Forgiving Does Not Mean that You Will Forget
November 15th, 2006 (Forgive)
It is commonly assumed that when you forgive, your negative feelings are completely replaced by positive ones. The problem with this expectation is that it’s so categorical, that it puts forgiveness out of reach and leaves you with no alternative but to not forgive at all. When you grant “genuine forgiveness”, you make room for anger and recognize it as normal and adaptive. You don’t replace it with compassion or love and simply wipe the slate clean. This sort of magical reversal is not what happens to real people who have suffered real emotional injuries.
Even years from now, when you think about how you’ve been hurt or when something calls up the memory of your suffering, your old pain may resurface, grab hold of you, and drag you down. To expect otherwise is to deny the power of the human brain to conjure up traumatic moments and force you to re-experience them with the same clarity of detail, the same visceral intensity, as when they first occurred.
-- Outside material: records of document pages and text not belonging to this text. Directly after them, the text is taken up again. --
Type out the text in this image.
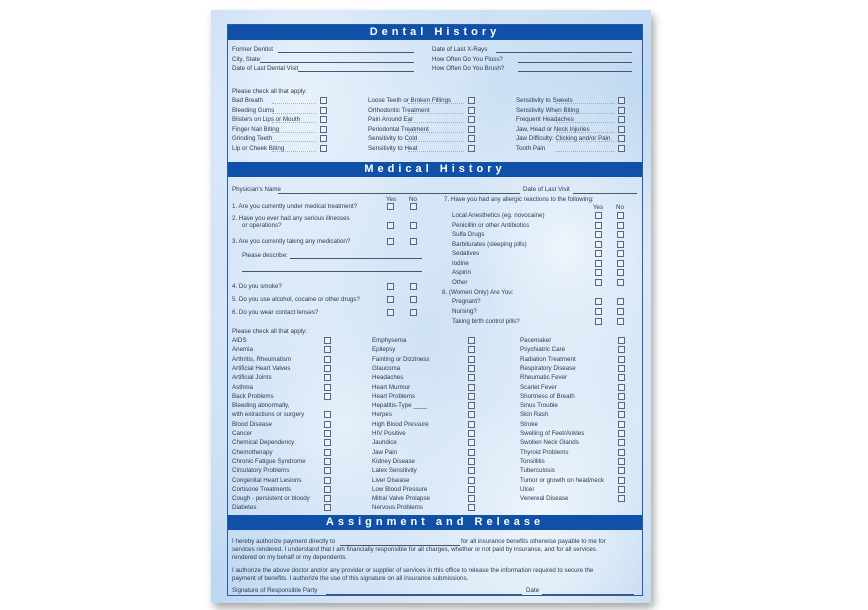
Dental History
Former Dentist	Date of Last X-Rays
City, State	How Often Do You Floss?
Date of Last Dental Visit	How Often Do You Brush?
Please check all that apply:
Bad Breath
Bleeding Gums
Blisters on Lips or Mouth
Finger Nail Biting
Grinding Teeth
Lip or Cheek Biting
Loose Teeth or Broken Fillings
Orthodontic Treatment
Pain Around Ear
Periodontal Treatment
Sensitivity to Cold
Sensitivity to Heat
Sensitivity to Sweets
Sensitivity When Biting
Frequent Headaches
Jaw, Head or Neck Injuries
Jaw Difficulty: Clicking and/or Pain
Tooth Pain
Medical History
Physician's Name	Date of Last Visit
Yes No
1. Are you currently under medical treatment?
2. Have you ever had any serious illnesses
or operations?
3. Are you currently taking any medication?
Please describe:
4. Do you smoke?
5. Do you use alcohol, cocaine or other drugs?
6. Do you wear contact lenses?
7. Have you had any allergic reactions to the following:
Yes No
Local Anesthetics (eg. novocaine)
Penicillin or other Antibiotics
Sulfa Drugs
Barbiturates (sleeping pills)
Sedatives
Iodine
Aspirin
Other
8. (Women Only) Are You:
Pregnant?
Nursing?
Taking birth control pills?
Please check all that apply:
AIDS
Anemia
Arthritis, Rheumatism
Artificial Heart Valves
Artificial Joints
Asthma
Back Problems
Bleeding abnormally,
with extractions or surgery
Blood Disease
Cancer
Chemical Dependency
Chemotherapy
Chronic Fatigue Syndrome
Circulatory Problems
Congenital Heart Lesions
Cortisone Treatments
Cough - persistent or bloody
Diabetes
Emphysema
Epilepsy
Fainting or Dizziness
Glaucoma
Headaches
Heart Murmur
Heart Problems
Hepatitis-Type ____
Herpes
High Blood Pressure
HIV Positive
Jaundice
Jaw Pain
Kidney Disease
Latex Sensitivity
Liver Disease
Low Blood Pressure
Mitral Valve Prolapse
Nervous Problems
Pacemaker
Psychiatric Care
Radiation Treatment
Respiratory Disease
Rheumatic Fever
Scarlet Fever
Shortness of Breath
Sinus Trouble
Skin Rash
Stroke
Swelling of Feet/Ankles
Swollen Neck Glands
Thyroid Problems
Tonsillitis
Tuberculosis
Tumor or growth on head/neck
Ulcer
Venereal Disease
Assignment and Release
I hereby authorize payment directly to	for all insurance benefits otherwise payable to me for
services rendered. I understand that I am financially responsible for all charges, whether or not paid by insurance, and for all services
rendered on my behalf or my dependents.
I authorize the above doctor and/or any provider or supplier of services in this office to release the information required to secure the
payment of benefits. I authorize the use of this signature on all insurance submissions.
Signature of Responsible Party	Date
Even if you forgive an offender, even if you’re committed to a life of equanimity, there may be times when you experience spasms of hate and cannot separate what he did to you from who he is. You are still human, and to think your response can be divided into neat boxes is unrealistic. Accepting this will broaden your understanding of what it means to forgive and make room for negative spikes in emotion that are bound to arise.
What happens when you genuinely forgive is not that you necessarily empty yourself of all hostile feelings, but that you allow other emotions to co-exist with them - more tender or positive emotions, such as sadness and grief. Along with your anger comes a richer, more balanced, more complex reaction - encompassing both what the offender did wrong and what he did right, both the damage he inflicted on you and his efforts to make good.
A Real Life Example
However, be prepared because forgiving won’t wash away the injury; you may be left with a residue of bad feelings and an overwhelming sense of loss. This is what my good friend Sherri experienced. Although she forgave her husband, Bob, for having an affair, she continued to struggle with bitterness and sorrow. “I know he’s trying hard to make me feel valued and safe,” she assured me, “but I’ve lost the idealized image I had of him - forever. My feelings continue to oscillate between empathy and an unbearable sense of betrayal.”
Two years after Bob revealed his affair, Sherri sent me this note: “The affair still hurts very much, although the therapy helps. So does reading and the passing of time. We live with it and do the best we can, and we both love each other.” It could be said that Sherri hasn’t forgiven Bob yet because her positive feelings toward him are at times tainted with negative ones. It could also be said that she has partially forgiven him and may forgive him more over time. When you forgive, you don’t flip a switch.